Edit: dont get me wrong I like BTR stuff, im running their platinum .660 springs and their shaft mount rocker setup... but anything "custom"... they just dont offer it.
Call up Manton. I paid 240 shipped for a set of custom length push rods, 3/8 diameter, with 040 restrictors.
I'm trying to save some cost with off the shelf stuff. lol
Currently running Comp cam, Comp ls7 lifters, BTR pushrods, BTR beehive springs, BTR LS3 rockers.
I'll call Manton first then. I have Trend right up the road too, i can see if they have anything off the shelf.
Because the cam is massive with a stock base circle and i took so much off off the heads and the deck i had to run super short push rods and even still i'm just over 2 turns preload.
I think at this point i'm absolutely getting into custom stuff.
Nothing off the shelf will have restrictors... And like I said a full custom over sized push rod was only 40-50 more than off the shelf stuff so we're not talking 2-3x the cost. It's negligible in the grand scheme.
Do you have a length checker tool?
Manton, Smith bros and likely Trend as well will not sell you custom push rods without a measurement to the .001. my Mantons measured within +- .002...

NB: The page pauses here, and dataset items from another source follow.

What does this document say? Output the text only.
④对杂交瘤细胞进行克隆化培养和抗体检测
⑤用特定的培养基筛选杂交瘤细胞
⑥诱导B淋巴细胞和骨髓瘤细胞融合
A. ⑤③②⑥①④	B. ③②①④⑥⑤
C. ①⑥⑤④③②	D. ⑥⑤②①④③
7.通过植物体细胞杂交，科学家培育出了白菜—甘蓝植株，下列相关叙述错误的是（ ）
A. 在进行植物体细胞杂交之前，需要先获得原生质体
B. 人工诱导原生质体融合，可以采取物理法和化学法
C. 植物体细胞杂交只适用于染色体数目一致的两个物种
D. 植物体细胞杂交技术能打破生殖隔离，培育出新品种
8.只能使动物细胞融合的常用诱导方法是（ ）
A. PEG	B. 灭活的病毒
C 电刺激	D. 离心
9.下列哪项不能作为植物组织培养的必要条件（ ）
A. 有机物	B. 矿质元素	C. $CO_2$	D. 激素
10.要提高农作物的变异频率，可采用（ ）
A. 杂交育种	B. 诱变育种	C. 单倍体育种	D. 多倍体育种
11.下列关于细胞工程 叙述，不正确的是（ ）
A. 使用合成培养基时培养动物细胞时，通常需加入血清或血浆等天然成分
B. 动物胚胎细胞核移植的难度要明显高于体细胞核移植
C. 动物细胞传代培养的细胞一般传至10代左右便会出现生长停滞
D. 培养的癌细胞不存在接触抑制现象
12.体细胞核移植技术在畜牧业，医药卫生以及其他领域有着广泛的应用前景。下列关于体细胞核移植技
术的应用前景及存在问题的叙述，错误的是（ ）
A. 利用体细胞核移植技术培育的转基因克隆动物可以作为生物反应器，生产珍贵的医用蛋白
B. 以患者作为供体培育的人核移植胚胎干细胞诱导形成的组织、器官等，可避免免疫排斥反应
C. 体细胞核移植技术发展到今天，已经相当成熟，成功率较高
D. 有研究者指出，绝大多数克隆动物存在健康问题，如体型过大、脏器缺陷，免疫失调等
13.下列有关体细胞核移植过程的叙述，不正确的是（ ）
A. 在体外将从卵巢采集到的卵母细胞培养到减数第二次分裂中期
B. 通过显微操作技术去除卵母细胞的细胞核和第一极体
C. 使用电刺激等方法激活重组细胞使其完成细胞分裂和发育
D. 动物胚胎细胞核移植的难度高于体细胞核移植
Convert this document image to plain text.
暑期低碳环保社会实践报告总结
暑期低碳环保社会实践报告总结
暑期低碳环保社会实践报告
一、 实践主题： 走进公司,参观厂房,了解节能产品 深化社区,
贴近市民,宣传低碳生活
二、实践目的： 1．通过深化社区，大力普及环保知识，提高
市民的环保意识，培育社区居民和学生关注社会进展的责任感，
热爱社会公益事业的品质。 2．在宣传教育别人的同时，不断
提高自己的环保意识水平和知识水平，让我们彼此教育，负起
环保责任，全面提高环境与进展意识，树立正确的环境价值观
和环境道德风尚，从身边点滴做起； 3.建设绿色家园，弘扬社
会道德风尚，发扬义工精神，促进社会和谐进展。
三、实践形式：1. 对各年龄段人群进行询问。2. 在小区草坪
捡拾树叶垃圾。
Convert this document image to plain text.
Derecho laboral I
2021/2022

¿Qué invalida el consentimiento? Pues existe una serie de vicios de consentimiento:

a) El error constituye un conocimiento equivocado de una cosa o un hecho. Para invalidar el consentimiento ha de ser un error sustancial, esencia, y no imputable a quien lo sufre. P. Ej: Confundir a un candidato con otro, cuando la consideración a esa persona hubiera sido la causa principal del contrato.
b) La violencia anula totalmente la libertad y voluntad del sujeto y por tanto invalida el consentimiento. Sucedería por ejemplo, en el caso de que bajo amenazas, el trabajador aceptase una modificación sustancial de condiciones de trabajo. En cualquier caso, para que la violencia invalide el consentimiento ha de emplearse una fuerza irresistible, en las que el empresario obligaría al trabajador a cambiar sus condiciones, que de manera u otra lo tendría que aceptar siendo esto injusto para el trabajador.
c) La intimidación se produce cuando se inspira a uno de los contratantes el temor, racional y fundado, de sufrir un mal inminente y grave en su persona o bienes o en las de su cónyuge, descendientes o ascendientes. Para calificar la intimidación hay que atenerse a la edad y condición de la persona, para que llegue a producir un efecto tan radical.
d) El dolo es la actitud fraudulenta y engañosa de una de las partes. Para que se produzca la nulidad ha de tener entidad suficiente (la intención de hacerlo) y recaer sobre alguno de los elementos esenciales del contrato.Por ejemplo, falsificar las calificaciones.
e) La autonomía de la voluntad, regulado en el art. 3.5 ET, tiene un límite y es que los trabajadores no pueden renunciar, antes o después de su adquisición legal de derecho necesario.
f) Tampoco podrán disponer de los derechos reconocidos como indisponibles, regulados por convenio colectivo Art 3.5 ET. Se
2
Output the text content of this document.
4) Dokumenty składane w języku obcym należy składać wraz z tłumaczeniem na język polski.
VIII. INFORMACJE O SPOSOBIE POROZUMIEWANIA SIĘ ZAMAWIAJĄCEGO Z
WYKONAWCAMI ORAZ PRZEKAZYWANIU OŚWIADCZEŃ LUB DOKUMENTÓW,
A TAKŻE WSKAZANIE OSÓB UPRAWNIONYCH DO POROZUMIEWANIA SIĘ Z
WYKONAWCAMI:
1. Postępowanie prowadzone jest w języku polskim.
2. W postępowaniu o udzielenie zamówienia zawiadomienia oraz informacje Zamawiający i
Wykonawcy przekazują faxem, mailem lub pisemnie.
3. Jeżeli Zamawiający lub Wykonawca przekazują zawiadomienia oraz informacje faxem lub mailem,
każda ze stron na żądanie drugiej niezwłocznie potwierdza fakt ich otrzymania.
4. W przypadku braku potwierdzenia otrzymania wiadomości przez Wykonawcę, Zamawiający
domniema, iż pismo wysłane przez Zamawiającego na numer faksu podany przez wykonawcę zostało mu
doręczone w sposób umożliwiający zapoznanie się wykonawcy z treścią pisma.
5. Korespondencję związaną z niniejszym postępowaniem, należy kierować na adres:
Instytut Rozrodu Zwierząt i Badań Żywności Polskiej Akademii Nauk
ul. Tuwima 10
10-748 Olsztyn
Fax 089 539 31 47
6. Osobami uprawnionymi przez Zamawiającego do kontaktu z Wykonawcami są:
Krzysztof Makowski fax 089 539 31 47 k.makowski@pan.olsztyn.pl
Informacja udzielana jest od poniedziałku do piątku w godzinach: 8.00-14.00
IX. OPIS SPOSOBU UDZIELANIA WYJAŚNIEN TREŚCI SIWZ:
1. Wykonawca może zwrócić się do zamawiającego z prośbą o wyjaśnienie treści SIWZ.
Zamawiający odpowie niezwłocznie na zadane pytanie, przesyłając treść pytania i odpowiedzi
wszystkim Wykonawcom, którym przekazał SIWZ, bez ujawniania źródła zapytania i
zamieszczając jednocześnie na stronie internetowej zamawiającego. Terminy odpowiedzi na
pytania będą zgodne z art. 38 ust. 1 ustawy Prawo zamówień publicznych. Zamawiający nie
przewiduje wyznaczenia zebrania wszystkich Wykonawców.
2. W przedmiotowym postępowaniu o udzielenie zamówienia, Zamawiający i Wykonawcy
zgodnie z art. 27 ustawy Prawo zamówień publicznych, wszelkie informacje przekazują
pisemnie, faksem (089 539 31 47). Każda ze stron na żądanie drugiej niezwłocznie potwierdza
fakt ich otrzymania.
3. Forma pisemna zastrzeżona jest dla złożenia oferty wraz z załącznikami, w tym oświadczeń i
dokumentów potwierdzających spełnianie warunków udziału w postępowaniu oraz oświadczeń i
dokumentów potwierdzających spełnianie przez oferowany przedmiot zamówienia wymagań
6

Doing the "turns to preload" is garbage also on a race engine imo... Measure every push rod, add your preload your lifter likes, order and install and torque rocker to spec(22 ft lbs iirc)....
If you are running that big a cam how are you getting away with beehives? Highest lift beehives I have seen were like .620...
Yeah i have a checker and i have all the lengths already written down. They were all within .002. I never measured 2 turns of thread. Spec for the lifter says .070 to .100". I'll just add to my measurement.
The cam doesn't have a ton of lift(.541"), just has a bunch of duration. I ended up degreeing the cam to a hair over 11 degrees (what the card actually said). I don't have my notes in front of me but valve to piston clearance was just less than .075" which is probably way to close.
valve to piston clearance was just less than .075" which is probably way to close.
you got more ***** than me...
I think the standard accepted is like .080 for intakes and like .100 for exhausts...
If I was running that tight on the exhaust I would likely try to be running the OEM inconel exhaust valves that were in the truck motors... I "think" they have less thermal expansion than the stainless LS3 valves. I would also be running probably a "better" spring than some beehives just to make sure valve train stability was maintained.... unless you are only turning the motor to like 6k... then you're probably ok with the beehives. I always thought dual's were more for if you broke a valve spring you kinda had a backup in there to keep things from totally going to ****, but I guess a bigger part is spring harmonics and having essentially 2 spring harmonics via 2 different sized springs to keep the spring out of the bad harmonic ranges and possible leading to valve float... thats above my pay grade to really understand, but I guess it makes sense.
You could also likely give your piston tops a light valve relief cut. I think somebody sells a jig for doing it.
Engine is an LM7. It's "stock" class racing so there are a ton of rules. I'm not allowed to get too wild.
So i had an interesting day tearing the whole thing apart. I feel like an absolute idiot. I swear i checked this. Of all the stuff i measured twice, three times, documented and checked again i'm not sure how i overlooked this. I was probably heavy on the beers that day...
Playdoughed the sump depth and found it to be about 0.750"-0.800".
This is about where the pickup sits in the sump. Right about dead center.
Yup, ordered from Manton today. Reduced to .040. It's what they recommended.
I'm going to fix the oil pickup myself, may do some light mods to the baffling, bust mostly pickup.
Then add the accumulator.
These things should give me a fighting chance now.
Thanks for the help.
Move the pickup to the side and or tilt the engine. What about crank scrapers? I have seen many wet sump applications have a pressure drop from aerated oil. If your oil temp is relatively low you might consider an oil weight change.